Daily Life: Any current event is good fodder for exploration, like what’s going on in my life, with my family, or in society at large.  Any of these subjects can provide an entry point, especially if I don’t restrict myself only to writing, but focus on connecting to how I feel about these events. I find that exploring challenges and difficulties is particularly rewarding since they often have much to teach us.

Nature: Nature nurtures, informs and re-energizes us.  It can also be an excellent dialogue partner. I enjoy strolling in nature with my journal, writing beneath a tree, sketching what I see around me, or simply drawing the view from my window. I give nature a voice. I confide in it and listen carefully for answers.

Symbols and Metaphors: When we create in our journals, we enter directly into the world of metaphor.  If I draw an emotion, I symbolize it using shapes and colours.  If I glue an image to my page that I associate with a topic, I’m using the language of comparison.  These non-verbal languages often bypass rational thought and can lead us very far!

State of Relaxation: When I relax my focus in order to be fully present, it often provides spontaneous and unexpected insight.  I do this with a simple relaxation technique, a visualization, or by taking a few deep breaths.

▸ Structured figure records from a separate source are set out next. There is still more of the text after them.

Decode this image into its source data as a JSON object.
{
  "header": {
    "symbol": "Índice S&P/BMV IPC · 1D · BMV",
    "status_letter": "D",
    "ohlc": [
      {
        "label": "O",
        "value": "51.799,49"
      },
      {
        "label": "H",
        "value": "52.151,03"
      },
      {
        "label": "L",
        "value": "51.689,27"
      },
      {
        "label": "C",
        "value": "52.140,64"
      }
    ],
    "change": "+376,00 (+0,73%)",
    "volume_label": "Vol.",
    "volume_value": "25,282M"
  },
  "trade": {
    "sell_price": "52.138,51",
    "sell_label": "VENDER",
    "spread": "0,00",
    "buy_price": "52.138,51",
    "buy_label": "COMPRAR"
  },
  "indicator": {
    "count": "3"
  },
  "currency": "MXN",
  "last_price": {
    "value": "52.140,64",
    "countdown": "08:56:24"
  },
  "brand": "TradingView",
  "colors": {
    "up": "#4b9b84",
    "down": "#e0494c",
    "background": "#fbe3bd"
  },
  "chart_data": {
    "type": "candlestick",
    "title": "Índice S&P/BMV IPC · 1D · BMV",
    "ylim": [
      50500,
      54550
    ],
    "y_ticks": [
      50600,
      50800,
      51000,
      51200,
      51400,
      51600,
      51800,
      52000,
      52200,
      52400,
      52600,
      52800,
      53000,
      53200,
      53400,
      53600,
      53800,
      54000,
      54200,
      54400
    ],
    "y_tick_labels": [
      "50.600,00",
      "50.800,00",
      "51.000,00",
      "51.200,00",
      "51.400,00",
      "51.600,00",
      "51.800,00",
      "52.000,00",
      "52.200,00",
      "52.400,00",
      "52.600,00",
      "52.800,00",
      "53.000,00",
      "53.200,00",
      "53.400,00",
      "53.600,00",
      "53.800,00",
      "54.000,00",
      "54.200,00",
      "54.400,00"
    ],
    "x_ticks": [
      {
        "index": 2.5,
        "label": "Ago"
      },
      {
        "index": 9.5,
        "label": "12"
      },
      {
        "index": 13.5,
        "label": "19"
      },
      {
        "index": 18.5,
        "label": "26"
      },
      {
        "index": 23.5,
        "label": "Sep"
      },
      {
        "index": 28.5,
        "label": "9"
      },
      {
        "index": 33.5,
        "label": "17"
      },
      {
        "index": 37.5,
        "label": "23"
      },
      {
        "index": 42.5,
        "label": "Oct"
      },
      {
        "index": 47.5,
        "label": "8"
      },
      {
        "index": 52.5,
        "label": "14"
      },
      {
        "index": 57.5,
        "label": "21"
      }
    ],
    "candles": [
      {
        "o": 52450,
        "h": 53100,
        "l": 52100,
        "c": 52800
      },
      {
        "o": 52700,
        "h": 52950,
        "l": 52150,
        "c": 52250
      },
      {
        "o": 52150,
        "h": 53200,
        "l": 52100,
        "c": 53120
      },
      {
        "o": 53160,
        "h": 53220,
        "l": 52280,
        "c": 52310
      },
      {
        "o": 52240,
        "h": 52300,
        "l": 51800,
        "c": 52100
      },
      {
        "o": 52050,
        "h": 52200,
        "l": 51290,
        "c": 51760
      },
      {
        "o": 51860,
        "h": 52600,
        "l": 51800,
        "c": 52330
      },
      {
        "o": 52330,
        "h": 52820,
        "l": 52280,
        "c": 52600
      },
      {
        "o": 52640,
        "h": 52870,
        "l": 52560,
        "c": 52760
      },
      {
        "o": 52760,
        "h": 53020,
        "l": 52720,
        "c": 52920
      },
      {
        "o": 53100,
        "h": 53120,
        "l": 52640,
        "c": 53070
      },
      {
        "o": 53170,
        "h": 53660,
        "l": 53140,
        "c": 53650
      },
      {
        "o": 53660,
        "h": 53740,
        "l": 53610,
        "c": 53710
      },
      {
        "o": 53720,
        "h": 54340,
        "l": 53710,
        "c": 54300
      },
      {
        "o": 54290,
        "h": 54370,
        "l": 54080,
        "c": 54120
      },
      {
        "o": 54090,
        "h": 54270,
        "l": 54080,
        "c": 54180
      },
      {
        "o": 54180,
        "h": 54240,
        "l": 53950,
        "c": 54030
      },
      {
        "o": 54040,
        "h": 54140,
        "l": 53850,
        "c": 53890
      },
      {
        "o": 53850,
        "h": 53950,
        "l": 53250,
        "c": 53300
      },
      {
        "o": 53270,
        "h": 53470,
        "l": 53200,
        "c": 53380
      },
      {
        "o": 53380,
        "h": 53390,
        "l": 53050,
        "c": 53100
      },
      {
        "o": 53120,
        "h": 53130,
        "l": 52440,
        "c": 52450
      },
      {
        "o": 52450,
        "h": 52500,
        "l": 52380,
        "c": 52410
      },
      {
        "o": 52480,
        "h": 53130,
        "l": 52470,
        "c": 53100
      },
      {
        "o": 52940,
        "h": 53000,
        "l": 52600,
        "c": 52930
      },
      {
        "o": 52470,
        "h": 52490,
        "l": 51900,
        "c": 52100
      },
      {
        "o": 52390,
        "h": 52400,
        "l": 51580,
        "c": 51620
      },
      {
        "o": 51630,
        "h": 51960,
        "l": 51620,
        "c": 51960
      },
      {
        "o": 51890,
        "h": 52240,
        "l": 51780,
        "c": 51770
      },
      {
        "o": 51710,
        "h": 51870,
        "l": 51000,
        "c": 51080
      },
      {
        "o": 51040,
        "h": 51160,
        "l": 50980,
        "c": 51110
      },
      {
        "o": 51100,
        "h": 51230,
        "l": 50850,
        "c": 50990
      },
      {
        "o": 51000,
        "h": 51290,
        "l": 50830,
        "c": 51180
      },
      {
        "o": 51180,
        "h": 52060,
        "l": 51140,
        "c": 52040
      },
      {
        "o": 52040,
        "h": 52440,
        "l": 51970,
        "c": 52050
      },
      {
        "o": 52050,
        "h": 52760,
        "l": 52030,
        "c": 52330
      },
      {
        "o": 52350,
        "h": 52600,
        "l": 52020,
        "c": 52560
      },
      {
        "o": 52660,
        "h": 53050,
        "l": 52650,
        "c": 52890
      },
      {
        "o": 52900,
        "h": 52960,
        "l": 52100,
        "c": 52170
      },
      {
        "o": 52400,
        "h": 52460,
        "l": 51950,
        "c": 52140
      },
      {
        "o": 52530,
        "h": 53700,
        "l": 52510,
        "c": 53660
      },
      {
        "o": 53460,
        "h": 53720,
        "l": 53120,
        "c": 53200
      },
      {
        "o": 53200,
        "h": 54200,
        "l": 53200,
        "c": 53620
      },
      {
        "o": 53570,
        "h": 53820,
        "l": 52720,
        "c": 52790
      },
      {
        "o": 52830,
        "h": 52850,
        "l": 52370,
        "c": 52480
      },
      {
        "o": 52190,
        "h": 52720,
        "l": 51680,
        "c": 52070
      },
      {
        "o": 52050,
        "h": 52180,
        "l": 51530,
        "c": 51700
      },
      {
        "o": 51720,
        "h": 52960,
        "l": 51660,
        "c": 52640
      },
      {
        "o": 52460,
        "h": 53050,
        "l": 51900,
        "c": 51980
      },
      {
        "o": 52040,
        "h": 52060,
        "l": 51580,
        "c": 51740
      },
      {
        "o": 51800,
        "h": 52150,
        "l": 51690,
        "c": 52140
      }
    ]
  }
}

This approach can lead me to the heart of the matter more quickly than through writing alone.

Dreams: Sometimes referred to as The Royal Road to the Unconscious – dreams, the snippet of a dream or even a fleeting feeling upon waking, can open a door to richer information than can be provided by the rational mind alone. I love starting my day by giving shape to the sliver of a dream.   It often provides much valuable information.

Images 7 voies d'accès

The next time you open your journal to a blank page, try opening one of these doors to see if they lead you further into exploration than might happen if you were using a more conventional practice.  The morning I wrote this article, I chose the metaphor of the door. I found an image that corresponded to how I was feeling in the moment and I transformed it following my inspiration.  As I looked more closely at the image, I realized that I had missed several details.  I was astonished by the depth of its message that I received.  In choosing to use a metaphor, I discovered an insight I would not have arrived at otherwise.

I wish you many meaningful explorations into your inner world!